バージョン管理を自動化!release-itでリリース作業を一発で済ませる方法

タグ GitHubオープンソースrelease-it

このソフトで何ができる?

release-itは、ソフトウェアのリリース作業をまるごと自動化してくれるコマンドラインツールです。バージョン番号の更新、Gitへのコミットとタグ付け、GitHubへのリリース作成、npmへの公開まで、ひとつのコマンドでまとめて行えます。これまで手作業でひとつひとつこなしていたリリース手順を、対話形式のウィザードに従うだけでミスなく完了できます。

どんな人におすすめ?

JavaScriptやTypeScriptでライブラリを開発している方には特に強力なツールです。たとえば以下のようなシーンで役立ちます。

  • 個人でnpmパッケージを公開しており、「バージョン更新→コミット→タグ→プッシュ→npm publish」という手順を毎回手動でやっている方
  • チームで開発していて、リリースのたびに手順の抜け漏れが起きてしまう方
  • GitHubのリリースページを自動で作りたいが、設定が面倒で後回しにしている方
  • CI/CDパイプラインにリリース処理を組み込みたいと考えているエンジニア

「コマンドひとつでリリース作業が終わる」という体験は、一度味わうと手放せなくなります。

インストール方法

プロジェクトのルートディレクトリ(package.jsonがあるフォルダ)で以下のコマンドを実行します。

かんたんセットアップ(推奨)

npm init release-it

このコマンドを実行すると、必要な設定を自動で行ってくれます。初めて使う方はこちらが便利です。

手動でインストールする場合

npm install -D release-it

インストール後、package.jsonscriptsセクションに以下を追加します。

{
  "name": "my-package",
  "version": "1.0.0",
  "scripts": {
    "release": "release-it"
  },
  "devDependencies": {
    "release-it": "^20.0.0"
  }
}

グローバルインストール(どのプロジェクトでも使いたい場合)

npm install -g release-it

Homebrewを使っている方はこちらでもインストールできます。

brew install release-it

基本的な使い方

インストール後、プロジェクトのルートで以下のコマンドを実行するだけです。

npm run release

または直接呼び出す場合は:

npx release-it

実行すると、対話形式のウィザードが起動します。新しいバージョン番号の選択(パッチ・マイナー・メジャーなど)を案内してくれるので、矢印キーで選ぶだけです。設定に応じて、Gitコミット・タグ・プッシュ・GitHubリリース作成・npm公開の各ステップを順番に確認しながら進めてくれます。

設定ファイルはプロジェクトルートに.release-it.jsonという名前で置きます。

{
  "$schema": "https://unpkg.com/release-it@20/schema/release-it.json",
  "git": {
    "commitMessage": "chore: release v${version}"
  },
  "github": {
    "release": true
  }
}

この設定例では、コミットメッセージをchore: release v1.2.3の形式にして、GitHubのリリースページも自動で作成するよう指定しています。

活用アイデア

1. チェンジログ(変更履歴)を自動生成する

@release-it/conventional-changelogプラグインを組み合わせると、コミットメッセージから変更履歴ファイルを自動で作成できます。「今回のリリースで何が変わったか」をユーザーに伝えるドキュメントが手間なく揃います。

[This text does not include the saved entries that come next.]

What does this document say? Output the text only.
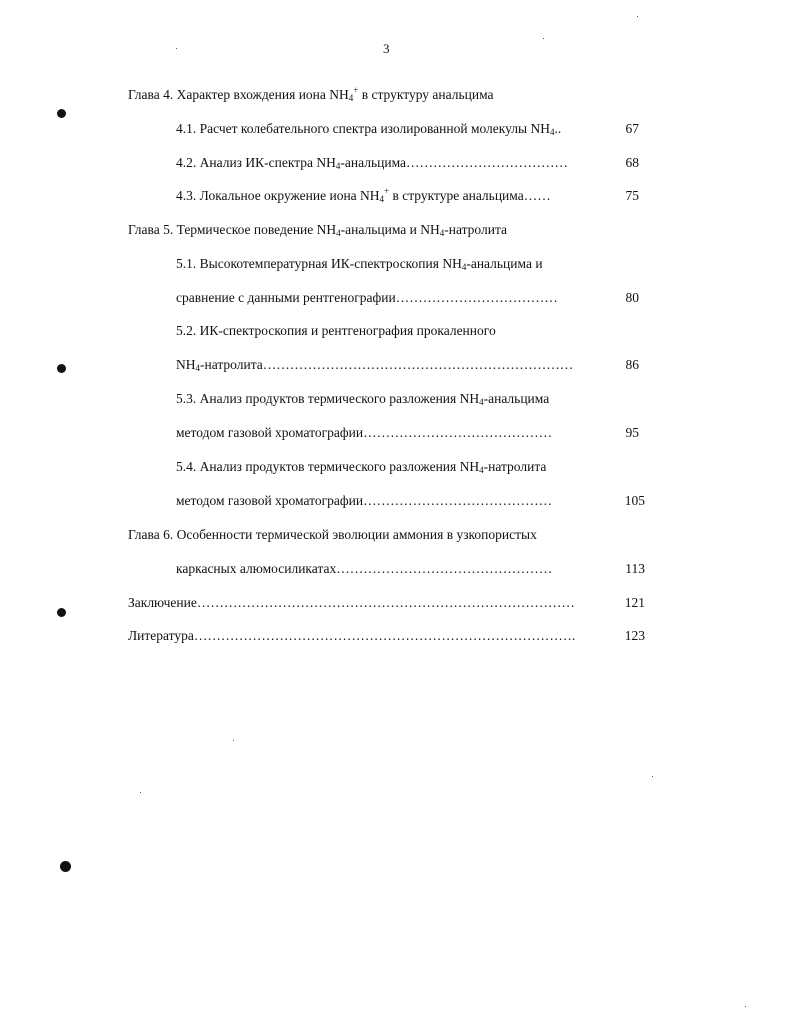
3
Глава 4. Характер вхождения иона $NH_4^+$ в структуру анальцима
4.1. Расчет колебательного спектра изолированной молекулы $NH_4$..	67
4.2. Анализ ИК-спектра $NH_4-анальцима\dots\dots\dots\dots\dots\dots\dots\dots\dots\dots\dots\dots$	68
4.3. Локальное окружение иона $NH_4^+$ в структуре анальцима……	75
Глава 5. Термическое поведение $NH_4$-анальцима и $NH_4$-натролита
5.1. Высокотемпературная ИК-спектроскопия $NH_4$-анальцима и
сравнение с данными рентгенографии………………………………	80
5.2. ИК-спектроскопия и рентгенография прокаленного
$NH_4-натролита\dots\dots\dots\dots\dots\dots\dots\dots\dots\dots\dots\dots\dots\dots\dots\dots\dots\dots\dots\dots\dots\dots\dots$	86
5.3. Анализ продуктов термического разложения $NH_4$-анальцима
методом газовой хроматографии……………………………………	95
5.4. Анализ продуктов термического разложения $NH_4$-натролита
методом газовой хроматографии……………………………………	105
Глава 6. Особенности термической эволюции аммония в узкопористых
каркасных алюмосиликатах…………………………………………	113
Заключение…………………………………………………………………………	121
Литература………………………………………………………………………….	123
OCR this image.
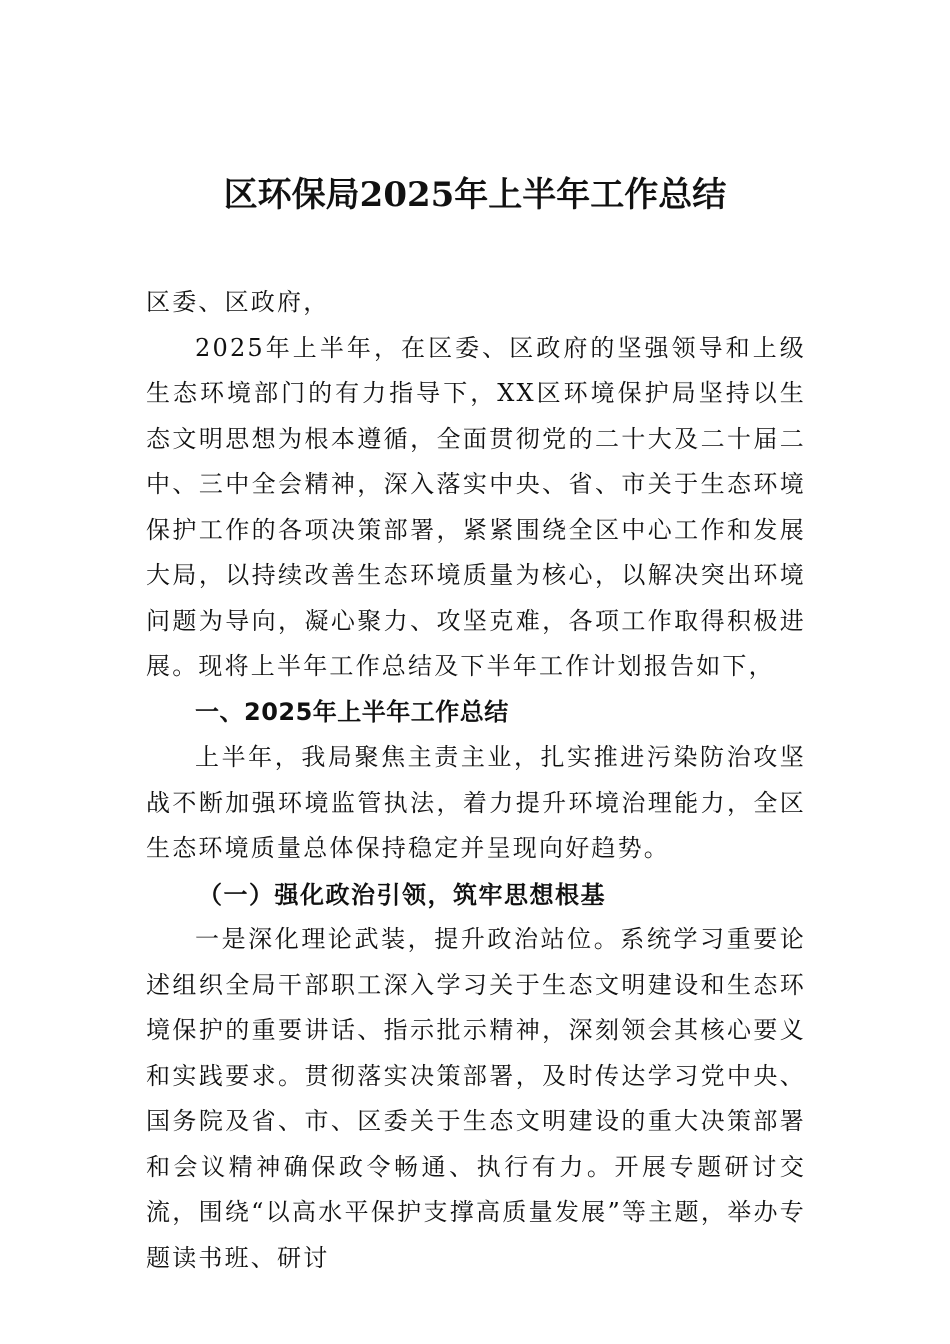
区环保局2025年上半年工作总结

区委、区政府，

2025年上半年，在区委、区政府的坚强领导和上级生态环境部门的有力指导下，XX区环境保护局坚持以生态文明思想为根本遵循，全面贯彻党的二十大及二十届二中、三中全会精神，深入落实中央、省、市关于生态环境保护工作的各项决策部署，紧紧围绕全区中心工作和发展大局，以持续改善生态环境质量为核心，以解决突出环境问题为导向，凝心聚力、攻坚克难，各项工作取得积极进展。现将上半年工作总结及下半年工作计划报告如下，

一、2025年上半年工作总结

上半年，我局聚焦主责主业，扎实推进污染防治攻坚战不断加强环境监管执法，着力提升环境治理能力，全区生态环境质量总体保持稳定并呈现向好趋势。

（一）强化政治引领，筑牢思想根基

一是深化理论武装，提升政治站位。系统学习重要论述组织全局干部职工深入学习关于生态文明建设和生态环境保护的重要讲话、指示批示精神，深刻领会其核心要义和实践要求。贯彻落实决策部署，及时传达学习党中央、国务院及省、市、区委关于生态文明建设的重大决策部署和会议精神确保政令畅通、执行有力。开展专题研讨交流，围绕“以高水平保护支撑高质量发展”等主题，举办专题读书班、研讨
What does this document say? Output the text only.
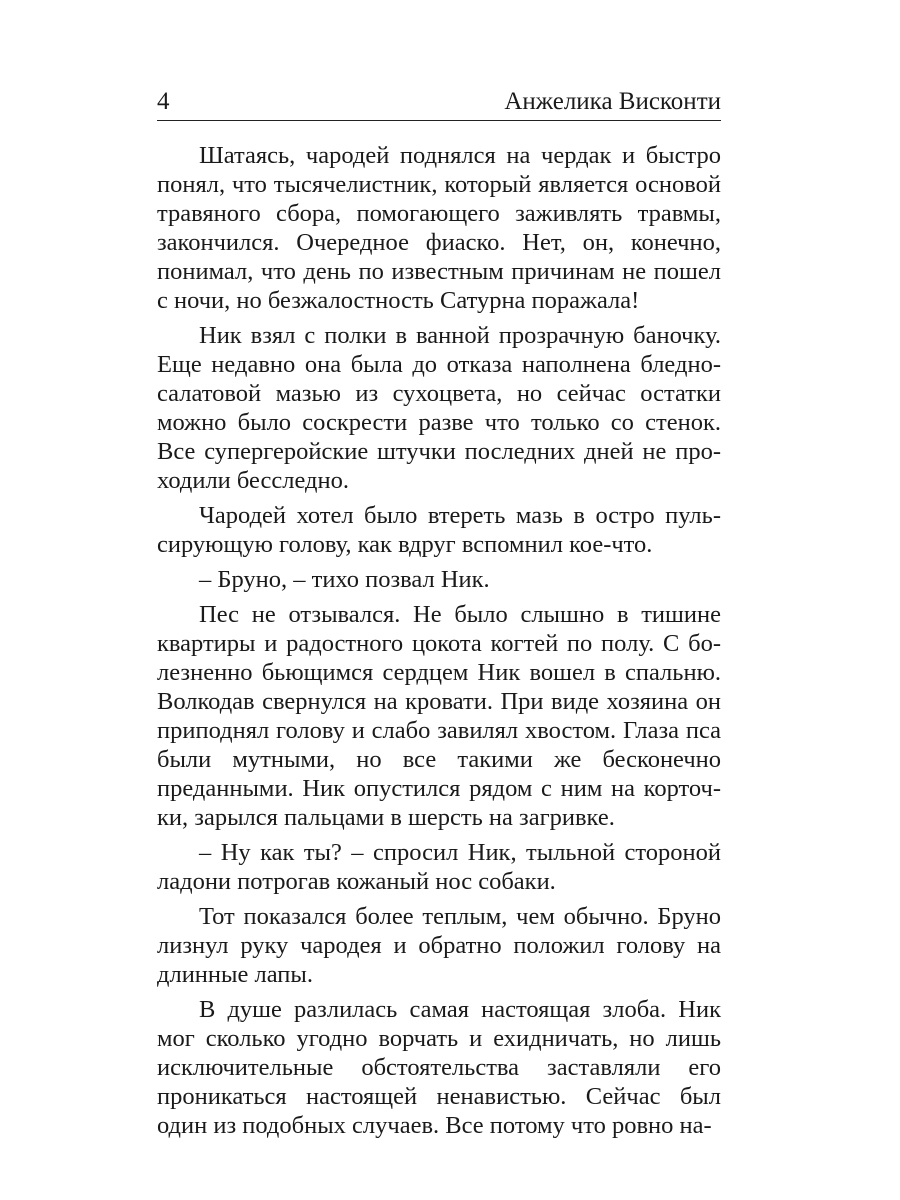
4	Анжелика Висконти

Шатаясь, чародей поднялся на чердак и быстро понял, что тысячелистник, который является основой травяного сбора, помогающего заживлять травмы, закончился. Очередное фиаско. Нет, он, конечно, понимал, что день по известным причинам не пошел с ночи, но безжалостность Сатурна поражала!

Ник взял с полки в ванной прозрачную баночку. Еще недавно она была до отказа наполнена бледносалатовой мазью из сухоцвета, но сейчас остатки можно было соскрести разве что только со стенок. Все супергеройские штучки последних дней не проходили бесследно.

Чародей хотел было втереть мазь в остро пульсирующую голову, как вдруг вспомнил кое-что.

– Бруно, – тихо позвал Ник.

Пес не отзывался. Не было слышно в тишине квартиры и радостного цокота когтей по полу. С болезненно бьющимся сердцем Ник вошел в спальню. Волкодав свернулся на кровати. При виде хозяина он приподнял голову и слабо завилял хвостом. Глаза пса были мутными, но все такими же бесконечно преданными. Ник опустился рядом с ним на корточки, зарылся пальцами в шерсть на загривке.

– Ну как ты? – спросил Ник, тыльной стороной ладони потрогав кожаный нос собаки.

Тот показался более теплым, чем обычно. Бруно лизнул руку чародея и обратно положил голову на длинные лапы.

В душе разлилась самая настоящая злоба. Ник мог сколько угодно ворчать и ехидничать, но лишь исключительные обстоятельства заставляли его проникаться настоящей ненавистью. Сейчас был один из подобных случаев. Все потому что ровно на-
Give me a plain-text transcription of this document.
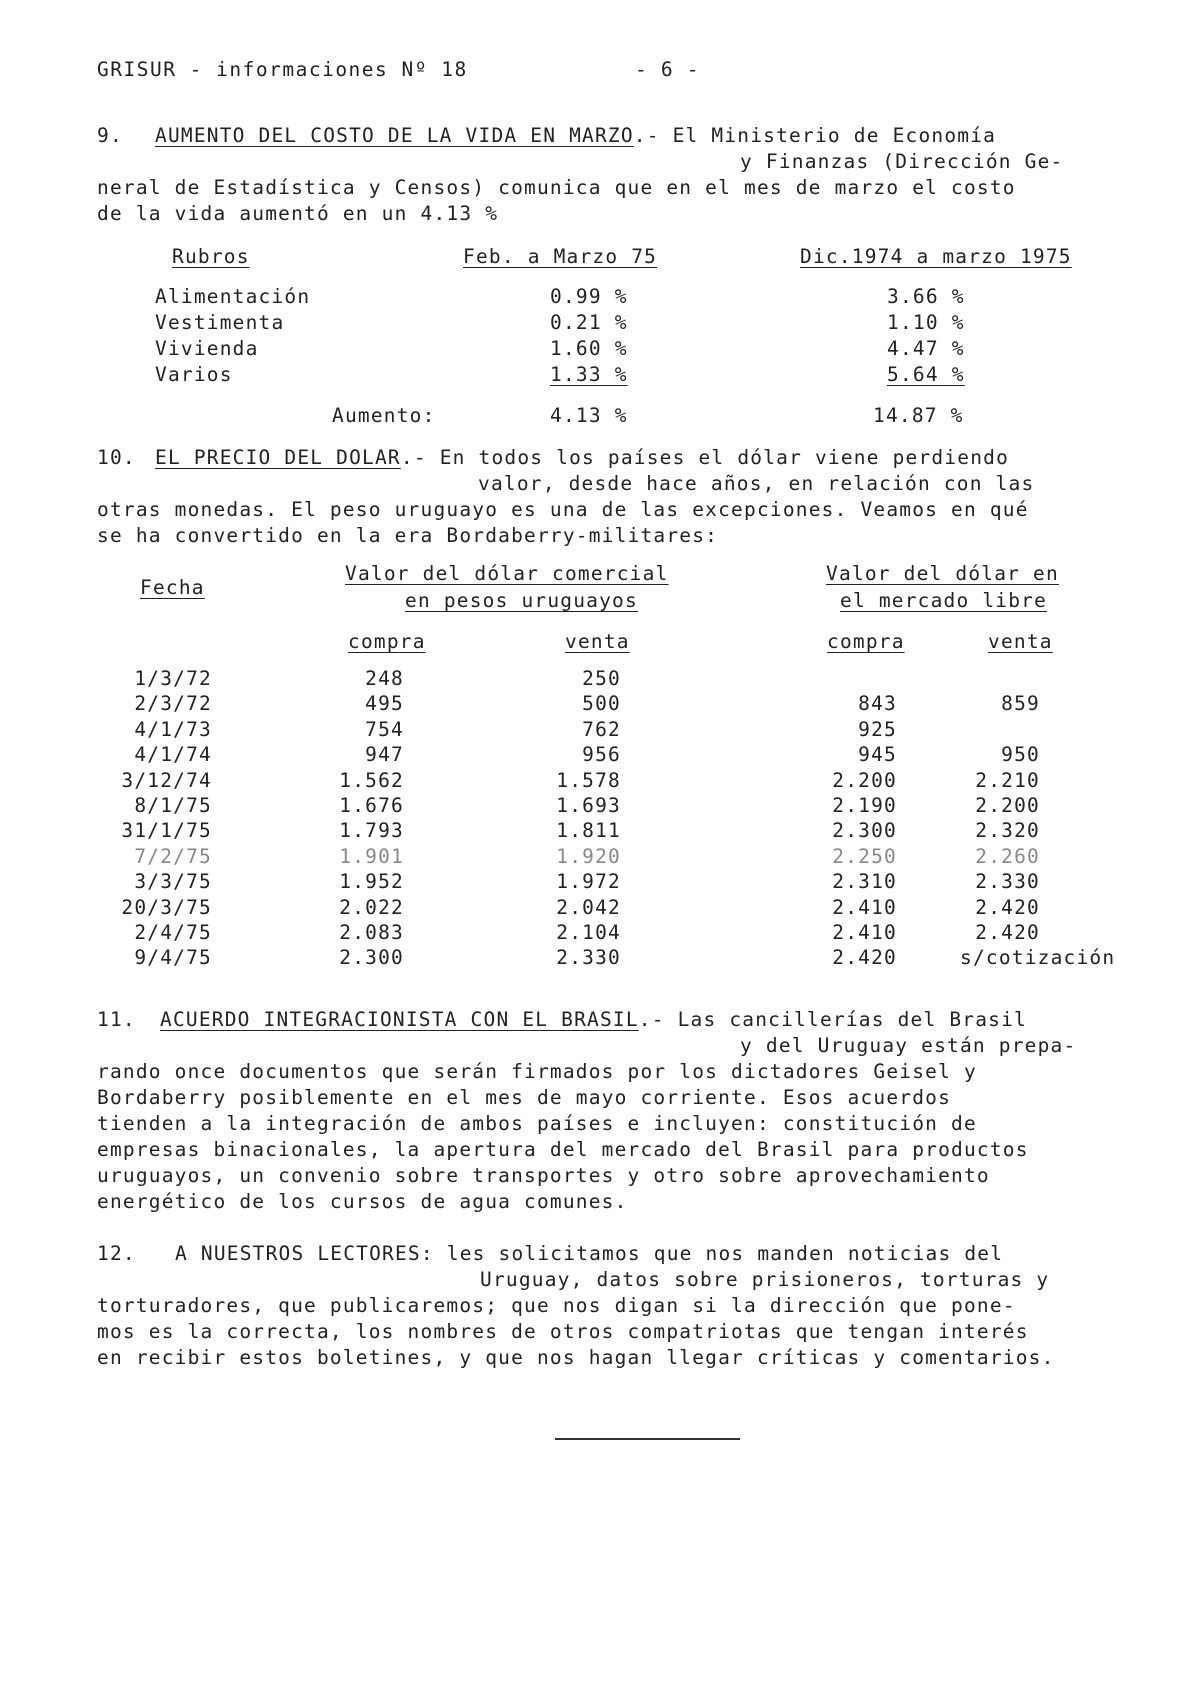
GRISUR - informaciones Nº 18	- 6 -
9. AUMENTO DEL COSTO DE LA VIDA EN MARZO.- El Ministerio de Economía
y Finanzas (Dirección Ge-
neral de Estadística y Censos) comunica que en el mes de marzo el costo
de la vida aumentó en un 4.13 %
Rubros	Feb. a Marzo 75	Dic.1974 a marzo 1975
Alimentación	0.99 %	3.66 %
Vestimenta	0.21 %	1.10 %
Vivienda	1.60 %	4.47 %
Varios	1.33 %	5.64 %
Aumento:	4.13 %	14.87 %
10. EL PRECIO DEL DOLAR.- En todos los países el dólar viene perdiendo
valor, desde hace años, en relación con las
otras monedas. El peso uruguayo es una de las excepciones. Veamos en qué
se ha convertido en la era Bordaberry-militares:
Fecha
Valor del dólar comercial
en pesos uruguayos
Valor del dólar en
el mercado libre
compra	venta	compra	venta
1/3/72	248	250
2/3/72	495	500	843	859
4/1/73	754	762	925
4/1/74	947	956	945	950
3/12/74	1.562	1.578	2.200	2.210
8/1/75	1.676	1.693	2.190	2.200
31/1/75	1.793	1.811	2.300	2.320
7/2/75	1.901	1.920	2.250	2.260
3/3/75	1.952	1.972	2.310	2.330
20/3/75	2.022	2.042	2.410	2.420
2/4/75	2.083	2.104	2.410	2.420
9/4/75	2.300	2.330	2.420	s/cotización
11. ACUERDO INTEGRACIONISTA CON EL BRASIL.- Las cancillerías del Brasil
y del Uruguay están prepa-
rando once documentos que serán firmados por los dictadores Geisel y
Bordaberry posiblemente en el mes de mayo corriente. Esos acuerdos
tienden a la integración de ambos países e incluyen: constitución de
empresas binacionales, la apertura del mercado del Brasil para productos
uruguayos, un convenio sobre transportes y otro sobre aprovechamiento
energético de los cursos de agua comunes.
12. A NUESTROS LECTORES: les solicitamos que nos manden noticias del
Uruguay, datos sobre prisioneros, torturas y
torturadores, que publicaremos; que nos digan si la dirección que pone-
mos es la correcta, los nombres de otros compatriotas que tengan interés
en recibir estos boletines, y que nos hagan llegar críticas y comentarios.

npm install -D @release-it/conventional-changelog

2. CI/CDに組み込んでリリースを全自動化する

GitHub ActionsなどのCI環境でrelease-itを動かすことで、特定のブランチにマージされたタイミングで自動リリースが走るようにできます。人手を完全に介さないリリースフローが実現します。

npx release-it --ci

--ciフラグを付けると対話なしで自動実行モードになります。

3. プレリリース版(ベータ版)の管理に使う

新機能を本番リリース前に一部のユーザーに試してもらいたいとき、alphabetaといったプレリリース版を手軽に管理できます。

npx release-it --preRelease=beta

これで1.0.0-beta.1のような形式のバージョンが作成されます。正式リリース前の動作確認に最適です。

4. モノレポ(複数パッケージ管理)でも使える

ひとつのリポジトリに複数のパッケージが入っているモノレポ構成にも対応しています。専用のレシピが公式ドキュメントで紹介されており、大規模なプロジェクトでも柔軟に運用できます。

まとめ

release-itは「リリース作業の面倒くさい部分をすべて引き受けてくれる」ツールです。バージョン番号を手で書き換えて、コミットして、タグを打って、プッシュして……という繰り返しの作業から解放されます。

設定ファイルひとつで自分のプロジェクトに合わせたリリースフローを定義できるため、小規模な個人プロジェクトから大規模なチーム開発まで幅広く活用できます。まずはnpm init release-itでかんたんに始めてみて、慣れてきたら設定をカスタマイズしていくのがおすすめです。リリース作業の自動化は、開発体験を大きく向上させる投資のひとつといえるでしょう。